Are there any resources we can point people to trying to make more sense of the data ownership issue? (Similar problem arises in software where the trickiest part isn't what license to choose but whether it's up to you at all -- I tried to point people to check with their institution; though that feels a bit like a cop-out...)

yeah, good point on 'scientific', I'm usually better about avoiding that. (I guess there's no risk about 'data repository' being confused with non-academic data hosting / dropbox etc, right?)

Also very good point about the division of 'pubs' & 'non-pubs'; subject/content specific and general is probably a better division. Though since there's so many ways to skin the cat, maybe it's better to just highlight the various axes of differentiation without trying to draw specific groups? general/specific, post-publication only / agnostic to publication, and perhaps fee-charging / free? Guess there's always other things to consider too (available metadata, recognition identifier, indexing, clearly that's a rabbit hole we're not ready to go down here though).

Yeah, didn't mean to indicate that publishers should be the definitive source, just trying to be concise. Was originally going to point to the databib list on DataCite website, but to be honest the embedded google doc is far less accessible than the more discoursive doesn't seem to have all DataCite DOI repos (zenodo?)

Is dx.doi.org still the preferred over doi.org then?

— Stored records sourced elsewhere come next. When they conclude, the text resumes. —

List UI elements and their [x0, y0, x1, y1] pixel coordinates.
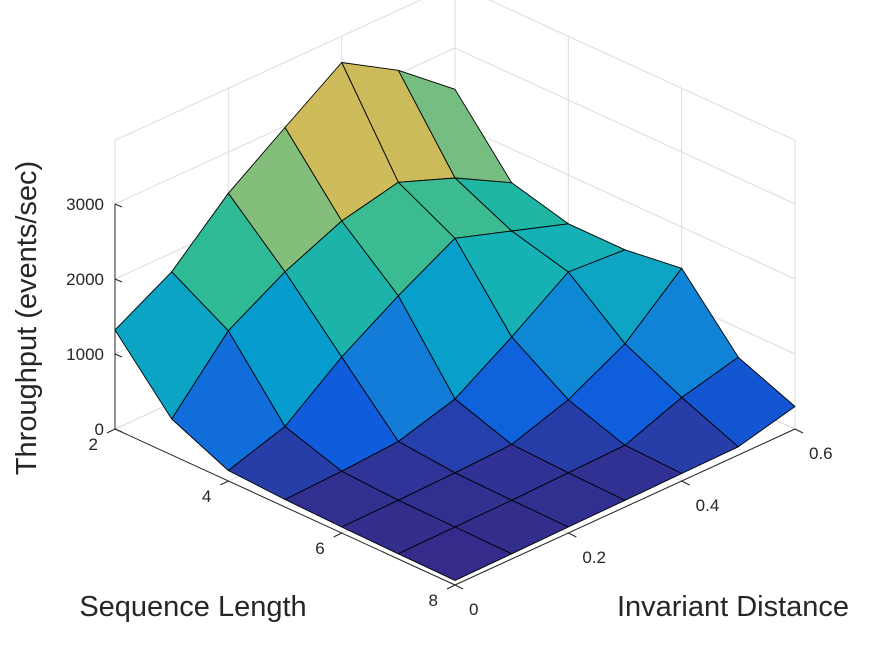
axes: 0 1000 2000 3000 2 4 6 8 0 0.2 0.4 0.6: [66, 195, 832, 619]
grid-line: [114, 47, 796, 205]
z-tick-label: 3000: [66, 195, 104, 214]
z-axis-label: Throughput (events/sec): [11, 161, 43, 475]
x-tick-label: 0.4: [696, 496, 720, 515]
grid-line: [114, 0, 796, 141]
x-axis-line: [454, 428, 796, 586]
x-tick: [568, 532, 577, 538]
y-tick-label: 6: [315, 539, 324, 558]
x-tick: [681, 480, 690, 486]
x-tick-label: 0.2: [582, 548, 606, 567]
y-tick: [333, 532, 342, 538]
z-tick: [114, 278, 123, 283]
y-axis-line: [114, 428, 456, 586]
surface: [114, 62, 796, 581]
y-axis-label: Sequence Length: [79, 591, 306, 623]
y-tick-label: 2: [89, 435, 98, 454]
z-tick: [114, 353, 123, 358]
y-tick: [106, 428, 116, 434]
y-tick: [220, 480, 229, 486]
y-tick-label: 8: [429, 591, 438, 610]
y-tick: [446, 584, 456, 590]
x-tick: [454, 584, 464, 590]
z-tick: [114, 203, 123, 208]
z-tick-label: 2000: [66, 270, 104, 289]
y-tick-label: 4: [202, 487, 211, 506]
x-axis-label: Invariant Distance: [617, 591, 849, 623]
x-tick: [794, 428, 804, 434]
surface-cell: [397, 526, 513, 581]
x-tick-label: 0: [469, 600, 478, 619]
x-tick-label: 0.6: [809, 444, 833, 463]
z-tick-label: 0: [95, 420, 104, 439]
z-tick-label: 1000: [66, 345, 104, 364]
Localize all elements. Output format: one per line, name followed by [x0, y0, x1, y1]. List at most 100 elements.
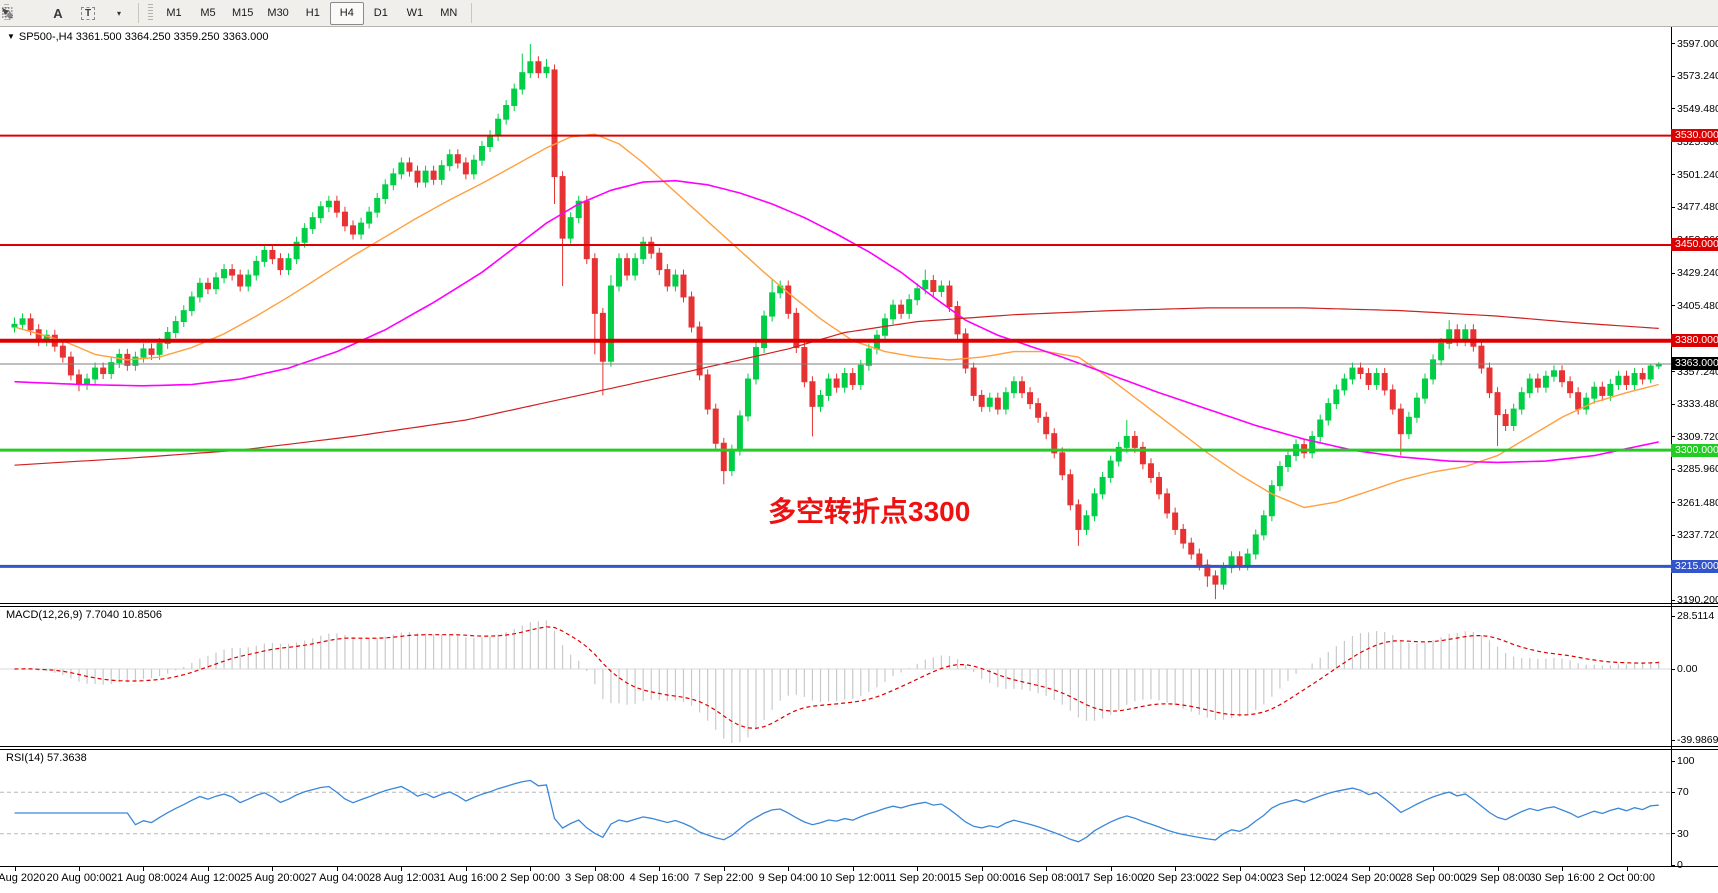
collapse-triangle-icon[interactable]: ▼ [7, 32, 15, 41]
timeframe-w1-button[interactable]: W1 [406, 7, 424, 19]
symbol-ohlc-text: SP500-,H4 3361.500 3364.250 3359.250 336… [18, 31, 269, 43]
candle [172, 321, 179, 334]
candle [978, 394, 985, 407]
candle [317, 206, 324, 219]
price-axis-tick [1671, 174, 1675, 176]
timeframe-d1-button[interactable]: D1 [373, 7, 388, 19]
candle [946, 285, 953, 308]
candle [575, 200, 582, 219]
candle [108, 362, 115, 375]
panel-separator[interactable] [0, 749, 1718, 750]
time-axis-tick [1239, 867, 1241, 871]
price-level-label: 3363.000 [1671, 357, 1718, 371]
candle [1583, 397, 1590, 410]
candle [970, 367, 977, 396]
candle [285, 258, 292, 271]
price-axis-label: 3309.720 [1677, 430, 1718, 443]
candle [333, 200, 340, 213]
toolbar-separator-2 [470, 3, 472, 23]
text-label-tool-button[interactable]: A [43, 2, 73, 25]
candle [1051, 433, 1058, 454]
price-axis-label: 3429.240 [1677, 267, 1718, 280]
candle [1542, 375, 1549, 388]
candle [67, 356, 74, 376]
panel-separator[interactable] [0, 603, 1718, 604]
candle [736, 415, 743, 451]
text-tool-button[interactable]: T [73, 2, 103, 25]
price-axis-label: 3477.480 [1677, 201, 1718, 214]
candle [1276, 466, 1283, 487]
candle [188, 296, 195, 312]
candle [994, 397, 1001, 410]
candle [809, 381, 816, 407]
candle [1043, 416, 1050, 435]
price-axis-label: 3285.960 [1677, 463, 1718, 476]
candle [1422, 378, 1428, 399]
candle [390, 173, 397, 186]
timeframe-m30-button[interactable]: M30 [267, 7, 289, 19]
candle [801, 347, 808, 383]
timeframe-m5-button[interactable]: M5 [200, 7, 216, 19]
candle [462, 162, 469, 175]
time-axis-tick [530, 867, 532, 871]
rsi-axis-tick [1671, 833, 1675, 835]
panel-separator[interactable] [0, 746, 1718, 747]
candle [906, 299, 913, 314]
fibonacci-tool-button[interactable]: F [2, 2, 43, 25]
candle [1438, 342, 1445, 361]
price-level-label: 3215.000 [1671, 559, 1718, 573]
price-axis-tick [1671, 305, 1675, 307]
time-axis-tick [1497, 867, 1499, 871]
candle [59, 345, 66, 358]
price-axis-tick [1671, 43, 1675, 45]
candle [495, 118, 502, 137]
candle [607, 285, 614, 362]
candle [1164, 493, 1171, 514]
candle [833, 378, 840, 388]
candle [1607, 383, 1614, 396]
timeframe-mn-button[interactable]: MN [440, 7, 458, 19]
candle [1019, 381, 1025, 394]
candle [1599, 386, 1606, 396]
timeframe-h4-button[interactable]: H4 [329, 1, 364, 25]
time-axis-label: 10 Sep 12:00 [820, 872, 886, 884]
candle [728, 449, 735, 472]
candle [1212, 575, 1219, 585]
candle [374, 197, 381, 213]
macd-signal-line [14, 626, 1659, 729]
time-axis-label: 2 Oct 00:00 [1598, 872, 1655, 884]
candle [1115, 446, 1122, 462]
candle [454, 154, 461, 164]
toolbar-grip-2[interactable] [148, 4, 153, 22]
time-axis-label: 21 Aug 08:00 [111, 872, 176, 884]
time-axis-tick [1304, 867, 1306, 871]
time-axis-label: 2 Sep 00:00 [500, 872, 560, 884]
timeframe-m15-button[interactable]: M15 [232, 7, 254, 19]
time-axis-label: 18 Aug 2020 [0, 872, 46, 884]
price-axis-label: 3333.480 [1677, 398, 1718, 411]
timeframe-h1-button[interactable]: H1 [305, 7, 320, 19]
price-axis-tick [1671, 108, 1675, 110]
rsi-chart-canvas[interactable] [0, 750, 1671, 866]
macd-indicator-label: MACD(12,26,9) 7.7040 10.8506 [6, 609, 162, 621]
candle [648, 241, 655, 254]
candle [1365, 373, 1372, 385]
panel-separator[interactable] [0, 606, 1718, 607]
macd-chart-canvas[interactable] [0, 607, 1671, 746]
candle [11, 323, 18, 328]
candle [213, 277, 219, 290]
candle [1534, 378, 1541, 388]
time-axis-line [0, 866, 1718, 867]
candle [1220, 567, 1227, 585]
price-chart-canvas[interactable] [0, 27, 1671, 603]
candle [986, 397, 993, 407]
timeframe-m1-button[interactable]: M1 [166, 7, 182, 19]
candle [720, 442, 727, 472]
candle [664, 269, 671, 287]
arrows-tool-button[interactable]: ▾ [2, 2, 133, 25]
candle [841, 373, 848, 388]
candle [1389, 389, 1396, 410]
time-axis-label: 22 Sep 04:00 [1206, 872, 1273, 884]
candle [656, 252, 663, 271]
candle [1083, 515, 1090, 530]
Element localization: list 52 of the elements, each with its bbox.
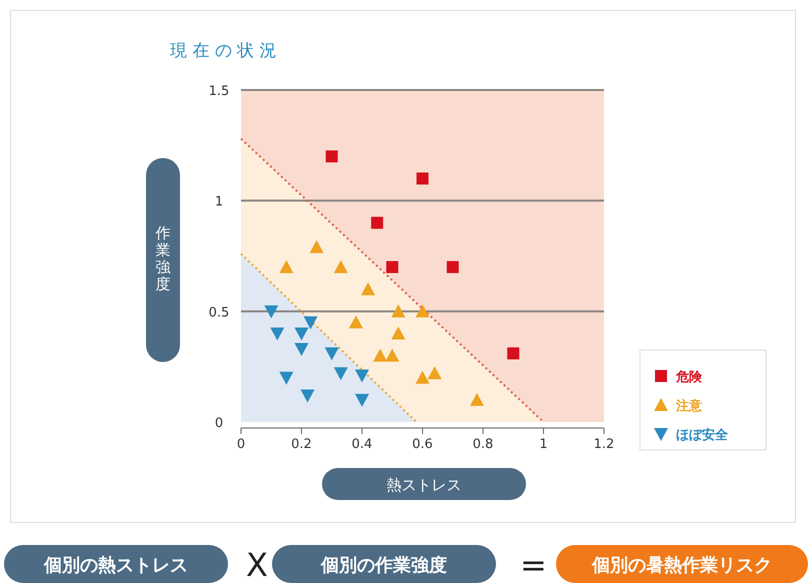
text: = <box>520 546 547 583</box>
point <box>310 240 324 254</box>
point <box>416 172 428 185</box>
point <box>300 389 315 402</box>
y-tick-label: 1 <box>214 194 224 210</box>
point <box>304 316 318 330</box>
point <box>386 261 398 274</box>
point <box>334 260 348 274</box>
point <box>391 304 406 318</box>
y-tick-label: 0 <box>214 416 224 431</box>
point <box>264 305 278 318</box>
point <box>391 326 406 340</box>
x-tick-label: 0.2 <box>291 437 312 452</box>
point <box>334 367 348 380</box>
x-tick-label: 1 <box>539 437 548 452</box>
point <box>371 216 384 229</box>
point <box>416 304 430 318</box>
x-tick-label: 0.8 <box>472 437 494 452</box>
x-axis-title: 熱ストレス <box>386 476 462 494</box>
y-axis-title: 作業強度 <box>154 224 170 293</box>
point <box>270 327 284 340</box>
point <box>361 282 376 296</box>
y-tick-label: 1.5 <box>208 84 230 99</box>
point <box>416 370 430 384</box>
text: X <box>246 546 268 583</box>
point <box>355 370 369 383</box>
point <box>279 372 294 385</box>
text: 個別の作業強度 <box>320 555 447 576</box>
point <box>294 327 308 340</box>
point <box>507 347 520 360</box>
x-tick-label: 0.6 <box>412 437 433 452</box>
point <box>446 261 459 274</box>
text: 個別の暑熱作業リスク <box>591 555 772 576</box>
point <box>294 342 308 356</box>
chart-title: 現 在 の 状 況 <box>170 41 277 61</box>
x-tick-label: 0.4 <box>352 437 372 452</box>
point <box>470 392 484 406</box>
point <box>279 260 294 274</box>
point <box>385 348 400 362</box>
legend-label: ほぼ安全 <box>676 427 729 443</box>
x-tick-label: 0 <box>236 437 246 452</box>
text: 個別の熱ストレス <box>43 555 188 576</box>
x-tick-label: 1.2 <box>594 437 614 452</box>
legend-label: 危険 <box>675 370 703 385</box>
point <box>373 348 388 362</box>
legend-label: 注意 <box>675 398 703 414</box>
point <box>428 366 442 380</box>
point <box>326 150 338 162</box>
y-tick-label: 0.5 <box>208 305 230 320</box>
point <box>355 394 369 407</box>
point <box>324 347 339 360</box>
point <box>348 315 363 328</box>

Didn't realize -- will fix!

strasser commented 9 years ago

Are there any resources we can point people to trying to make more sense of the data ownership issue?

Alas, it's about the same as software... in theory people should check with their institutions first and foremost, but in practice I encourage people to go ahead and slap as liberal a license as possible on their data, and follow the "ask forgiveness not permission" adage.

yeah, good point on 'scientific', I'm usually better about avoiding that. (I guess there's no risk about 'data repository' being confused with non-academic data hosting / dropbox etc, right?)

I would hope that there's no risk of confusion there, but maybe using the word "preservation" somewhere would help distinguish.

Also very good point about the division of 'pubs' & 'non-pubs'; subject/content specific and general is probably a better division. Though since there's so many ways to skin the cat, maybe it's better to just highlight the various axes of differentiation without trying to draw specific groups? general/specific, post-publication only / agnostic to publication, and perhaps fee-charging / free? Guess there's always other things to consider too (available metadata, recognition identifier, indexing, clearly that's a rabbit hole we're not ready to go down here though).

I think it's a great idea to just highlight the axes. Certainly the pub/non-pub dichotomy is something that gets discussed, so no reason to leave it out. Maybe just include those other axes in your discussion. Axes I think are important:

general / specific
post-publication / agnostic
institution / non-institution (e.g., commercially owned)
free / not free
discipline-specific / agnostic
open to anyone / not

Yeah, didn't mean to indicate that publishers should be the definitive source, just trying to be concise. Was originally going to point to the databib list on DataCite website, but to be honest the embedded google doc is far less accessible than the more discoursive doesn't seem to have all DataCite DOI repos (zenodo?)

Agree - I think the DataCite / databib list isn't quite up to snuff yet. Maybe keep the reference to nature scientific data, but also mention re3data and perhaps checking for institutional repositories?

Is dx.doi.org still the preferred over doi.org then? Didn't realize -- will fix!

dx.doi.org has the advantage of a nice search box where you can plop your DOI and get immediate access to the object. doi.org is more of an informational website.

swcarpentry / DEPRECATED-bc

revisions to the open science lesson plan #851

L18 I commented out the opening quote and explained my reason for doing so. Similarly my reason for removing the opening story/vignette

L43 Should I have some disclaimer explaining the focus of the lesson is more on the how than the why?

L168 Mention gitlab?

L186 Should I introduce the open data section more explicitly (e.g. again focus is on how, more than why), or just jump in?